Answer
a) The radius of convergence is $R=1$ and the interval of convergence is: $-1 \leq x \leq 1$.
b) The interval of absolute convergence is $-1 \lt x \lt 1$ .
c) We get the value of $x$ for which the given series converges conditionally: $x=-1$.
Work Step by Step
Apply the Ratio Test to compute the interval where the series converges absolutely and the radius of convergence of the given series.
$|\dfrac{u_{n+1}}{u_{n}}|=\lim\limits_{n \to \infty} \dfrac{x^{n+1}}{\sqrt {(n+1)^2+3}} \cdot \dfrac{\sqrt {n^2+3}}{x^n}=|x| \lim\limits_{n \to \infty} |\dfrac{\sqrt {n^2+3}}{\sqrt {n^2+2n+4}}|=|x| \lim\limits_{n \to \infty} \dfrac{n \sqrt {1+\dfrac{3}{n^2}}}{n \sqrt {1+\dfrac{2}{n}+\dfrac{4}{n^2}}}|=|x|$
Thus, the series is absolutely convergent for $|x| \lt 1 \implies -1 \lt x \lt 1$.
We conclude that the series is convergent for all $x \in R$ and satisfies $-1 \lt x \lt 1$. So, the radius of convergence is $R=3$.

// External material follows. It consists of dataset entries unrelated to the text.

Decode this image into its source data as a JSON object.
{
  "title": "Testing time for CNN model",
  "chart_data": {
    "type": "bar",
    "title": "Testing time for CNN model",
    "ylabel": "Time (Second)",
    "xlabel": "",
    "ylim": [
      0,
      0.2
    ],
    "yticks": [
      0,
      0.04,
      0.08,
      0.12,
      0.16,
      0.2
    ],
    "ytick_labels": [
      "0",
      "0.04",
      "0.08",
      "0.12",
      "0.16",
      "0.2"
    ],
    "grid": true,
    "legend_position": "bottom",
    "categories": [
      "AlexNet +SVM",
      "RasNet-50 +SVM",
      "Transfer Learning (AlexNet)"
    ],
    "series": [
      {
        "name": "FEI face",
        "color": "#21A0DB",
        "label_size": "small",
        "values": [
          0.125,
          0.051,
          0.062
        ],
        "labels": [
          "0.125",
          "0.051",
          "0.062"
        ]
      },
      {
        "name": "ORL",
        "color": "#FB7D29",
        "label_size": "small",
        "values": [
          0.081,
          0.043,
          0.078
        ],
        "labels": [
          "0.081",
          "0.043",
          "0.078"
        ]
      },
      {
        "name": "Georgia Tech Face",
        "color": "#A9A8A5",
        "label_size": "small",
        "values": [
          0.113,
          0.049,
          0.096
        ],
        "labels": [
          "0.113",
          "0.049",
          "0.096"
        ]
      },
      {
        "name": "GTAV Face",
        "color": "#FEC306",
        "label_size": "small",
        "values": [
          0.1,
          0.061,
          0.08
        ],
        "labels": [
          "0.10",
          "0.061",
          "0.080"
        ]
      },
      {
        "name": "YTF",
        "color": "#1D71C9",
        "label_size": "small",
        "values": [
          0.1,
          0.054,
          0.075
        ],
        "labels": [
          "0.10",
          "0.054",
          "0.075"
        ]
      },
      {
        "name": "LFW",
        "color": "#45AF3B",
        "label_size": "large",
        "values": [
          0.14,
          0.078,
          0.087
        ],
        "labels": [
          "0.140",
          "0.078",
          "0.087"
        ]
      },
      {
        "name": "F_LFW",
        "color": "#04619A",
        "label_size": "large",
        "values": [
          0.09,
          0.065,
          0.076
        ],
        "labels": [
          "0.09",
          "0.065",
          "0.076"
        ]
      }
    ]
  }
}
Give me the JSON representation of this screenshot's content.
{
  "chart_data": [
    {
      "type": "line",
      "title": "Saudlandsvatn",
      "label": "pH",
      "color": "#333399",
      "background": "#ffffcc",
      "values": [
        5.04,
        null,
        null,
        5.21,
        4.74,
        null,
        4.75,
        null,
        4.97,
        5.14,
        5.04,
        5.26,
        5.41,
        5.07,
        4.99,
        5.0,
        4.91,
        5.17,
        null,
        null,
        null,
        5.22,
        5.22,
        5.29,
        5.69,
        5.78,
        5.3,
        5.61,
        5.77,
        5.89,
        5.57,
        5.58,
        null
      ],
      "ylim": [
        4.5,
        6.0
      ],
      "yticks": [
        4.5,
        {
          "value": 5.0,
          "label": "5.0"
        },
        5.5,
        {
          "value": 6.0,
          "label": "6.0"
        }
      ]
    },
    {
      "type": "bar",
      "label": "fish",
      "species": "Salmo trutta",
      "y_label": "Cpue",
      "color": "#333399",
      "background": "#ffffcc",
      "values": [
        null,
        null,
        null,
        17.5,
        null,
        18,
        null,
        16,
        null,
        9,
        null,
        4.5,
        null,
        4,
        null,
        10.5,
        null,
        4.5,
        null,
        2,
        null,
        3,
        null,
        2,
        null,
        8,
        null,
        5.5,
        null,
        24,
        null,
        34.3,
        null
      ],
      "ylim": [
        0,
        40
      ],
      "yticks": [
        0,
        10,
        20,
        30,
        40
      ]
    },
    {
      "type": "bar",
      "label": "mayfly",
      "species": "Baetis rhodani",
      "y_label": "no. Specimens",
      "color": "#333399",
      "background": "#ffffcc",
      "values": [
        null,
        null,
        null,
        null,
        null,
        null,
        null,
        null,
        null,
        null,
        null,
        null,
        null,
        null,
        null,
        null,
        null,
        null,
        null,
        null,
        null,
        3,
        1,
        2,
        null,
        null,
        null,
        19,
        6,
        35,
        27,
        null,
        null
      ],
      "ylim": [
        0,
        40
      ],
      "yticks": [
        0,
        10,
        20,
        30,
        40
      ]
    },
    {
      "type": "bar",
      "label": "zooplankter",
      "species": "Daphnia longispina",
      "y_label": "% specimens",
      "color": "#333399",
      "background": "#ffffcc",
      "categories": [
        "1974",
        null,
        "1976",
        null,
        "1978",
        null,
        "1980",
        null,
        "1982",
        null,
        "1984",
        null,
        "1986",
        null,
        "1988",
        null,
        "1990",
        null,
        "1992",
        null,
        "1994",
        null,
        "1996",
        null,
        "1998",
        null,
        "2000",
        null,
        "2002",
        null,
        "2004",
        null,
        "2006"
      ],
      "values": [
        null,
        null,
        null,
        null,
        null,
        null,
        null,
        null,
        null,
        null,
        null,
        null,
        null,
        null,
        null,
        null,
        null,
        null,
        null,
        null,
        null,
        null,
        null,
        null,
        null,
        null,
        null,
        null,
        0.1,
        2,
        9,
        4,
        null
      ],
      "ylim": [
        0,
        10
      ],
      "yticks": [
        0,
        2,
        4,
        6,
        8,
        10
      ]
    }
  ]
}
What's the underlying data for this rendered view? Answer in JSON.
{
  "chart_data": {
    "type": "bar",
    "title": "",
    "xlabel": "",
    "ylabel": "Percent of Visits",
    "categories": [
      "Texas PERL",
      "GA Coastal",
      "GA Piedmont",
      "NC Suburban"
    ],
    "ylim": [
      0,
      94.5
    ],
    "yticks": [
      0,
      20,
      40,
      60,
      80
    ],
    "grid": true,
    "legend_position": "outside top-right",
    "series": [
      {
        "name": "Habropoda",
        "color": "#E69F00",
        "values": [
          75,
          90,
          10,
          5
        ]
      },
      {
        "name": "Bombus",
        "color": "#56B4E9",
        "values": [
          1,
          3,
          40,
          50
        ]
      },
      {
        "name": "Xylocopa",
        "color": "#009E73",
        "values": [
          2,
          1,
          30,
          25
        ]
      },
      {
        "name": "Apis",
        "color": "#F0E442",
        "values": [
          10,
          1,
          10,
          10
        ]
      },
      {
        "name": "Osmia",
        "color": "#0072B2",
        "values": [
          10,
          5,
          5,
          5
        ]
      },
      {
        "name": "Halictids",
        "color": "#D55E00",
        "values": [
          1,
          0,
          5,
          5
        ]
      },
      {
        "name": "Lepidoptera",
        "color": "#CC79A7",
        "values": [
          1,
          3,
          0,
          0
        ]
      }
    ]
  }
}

In order to find the interval of convergence, firstly we need to check the behaviour of the series at the end points $x=-1$ and $x=1$.
Case -1: At $x=-1$
$\sum_{n=1}^{\infty} u_n=\sum_{n=1}^{\infty} \dfrac{(-1)^n}{\sqrt {n^2+3}}$
The series $\sum_{n=1}^{\infty} \dfrac{1}{\sqrt {n^2+3}}$ is convergent by the alternating test.
Also, $\lim\limits_{n \to \infty} \dfrac{\frac{1}{\sqrt {n^2+3}}}{1/n}=\lim\limits_{n \to \infty} \dfrac{1}{\sqrt {1+\dfrac{3}{n}}}=1 \gt 0$ . The series is divergent at $x=-1$ by the limit comparison test and this means that the series is convergent but not absolutely convergent. So, the series is conditionally convergent.
Case -2: At $x=1$
$\lim\limits_{n \to \infty} \dfrac{(1)^n}{\sqrt {n^2+3}}=\lim\limits_{n \to \infty} \dfrac{1}{\sqrt {n^2+3}}=1 \gt 0$ . The series is divergent at $x=1$ by the limit comparison test and this means that the series is neither convergent nor absolutely convergent. So, the series is conditionally convergent.
Thus, we get value of $x$ for which the given series converges conditionally: $x=-1$.
Therefore, we come to the following conclusions:
a) The radius of convergence is $R=1$ and the interval of convergence is: $-1 \leq x \leq 1$.
b) The interval of absolute convergence is $-1 \lt x \lt 1$ .
c) We get value of $x$ for which the given series converges conditionally: $x=-1$.